Forty-one percent of Americans now consider themselves “pro-choice,” down from last year’s 47 percent and one percentage point lower than the last recorded low in May 2009.

Fifty percent call themselves “pro-life,” a point lower than the record 51 percent also recorded May 2009.

Gallup has been measuring Americans’ self-identification as pro-choice or pro-life on abortion since 1995.

The mid-1990s saw a wide lead for those identifying as pro-choice, and from 1998 to 2008 pro-lifers held a narrow lead over their pro-choice counterparts.

This year, the lowest percentage of Americans self-identified as pro-choice.

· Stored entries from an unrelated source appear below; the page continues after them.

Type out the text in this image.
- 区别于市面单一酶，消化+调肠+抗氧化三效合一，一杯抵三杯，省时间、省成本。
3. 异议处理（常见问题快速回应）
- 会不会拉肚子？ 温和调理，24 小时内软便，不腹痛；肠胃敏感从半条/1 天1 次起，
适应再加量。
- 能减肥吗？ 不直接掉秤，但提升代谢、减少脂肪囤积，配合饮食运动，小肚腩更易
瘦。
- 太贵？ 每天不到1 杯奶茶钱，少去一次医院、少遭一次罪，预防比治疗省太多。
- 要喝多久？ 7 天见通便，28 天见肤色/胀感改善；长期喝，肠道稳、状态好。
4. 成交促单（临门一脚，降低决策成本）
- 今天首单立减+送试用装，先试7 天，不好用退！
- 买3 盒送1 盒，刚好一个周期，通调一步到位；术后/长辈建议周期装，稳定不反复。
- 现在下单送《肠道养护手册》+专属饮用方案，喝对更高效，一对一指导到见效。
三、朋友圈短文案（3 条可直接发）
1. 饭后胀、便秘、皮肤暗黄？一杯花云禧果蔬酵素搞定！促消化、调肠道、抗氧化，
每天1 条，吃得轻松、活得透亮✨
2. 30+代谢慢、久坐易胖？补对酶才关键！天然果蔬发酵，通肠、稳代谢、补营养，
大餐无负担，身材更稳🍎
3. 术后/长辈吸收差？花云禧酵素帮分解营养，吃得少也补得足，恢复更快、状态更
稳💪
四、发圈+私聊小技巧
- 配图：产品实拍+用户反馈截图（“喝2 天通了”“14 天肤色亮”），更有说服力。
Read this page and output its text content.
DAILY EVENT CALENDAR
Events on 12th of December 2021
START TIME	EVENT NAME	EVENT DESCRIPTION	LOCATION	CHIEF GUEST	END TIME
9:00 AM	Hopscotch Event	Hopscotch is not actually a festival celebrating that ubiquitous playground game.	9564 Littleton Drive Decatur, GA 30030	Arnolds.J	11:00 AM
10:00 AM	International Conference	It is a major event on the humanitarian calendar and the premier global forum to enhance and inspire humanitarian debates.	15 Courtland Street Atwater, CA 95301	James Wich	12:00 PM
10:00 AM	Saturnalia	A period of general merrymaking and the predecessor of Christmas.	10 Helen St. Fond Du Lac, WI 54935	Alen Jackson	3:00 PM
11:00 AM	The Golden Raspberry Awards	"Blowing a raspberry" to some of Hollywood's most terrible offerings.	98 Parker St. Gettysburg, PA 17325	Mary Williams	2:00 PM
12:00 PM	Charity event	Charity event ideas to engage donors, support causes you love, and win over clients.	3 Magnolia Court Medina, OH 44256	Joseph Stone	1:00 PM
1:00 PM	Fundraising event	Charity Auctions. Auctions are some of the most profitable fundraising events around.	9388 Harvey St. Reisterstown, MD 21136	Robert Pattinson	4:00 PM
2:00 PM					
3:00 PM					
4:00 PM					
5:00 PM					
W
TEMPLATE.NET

Gallup further reports that Americans’ support for abortion rights has declined across the political spectrum.

Republicans identifying as “pro-life” increased this year from 68 percent last May to 72 percent this year.

Last year 68 percent of Democrats identified as pro-choice, but the number fell to 58 percent this year.

Predictably, political independents are the most closely divided on the issue. This year, pro-life independents outnumber pro-choice independents 47 percent to 41 percent — representing a significant shift from last year’s 51 percent pro-choice to 41 percent pro-life breakdown.

Gallup adds that it is unclear if the recent shift in opinion is related to current events such as the effort to eliminate federal funding for Planned Parenthood, the dispute over mandated contraceptive coverage on employer health insurance plans, and the Susan G. Komen for the Cure kerfuffle with Planned Parenthood.

*an earlier version incorrectly identified this year’s percentage of self-identified pro-lifers by a point.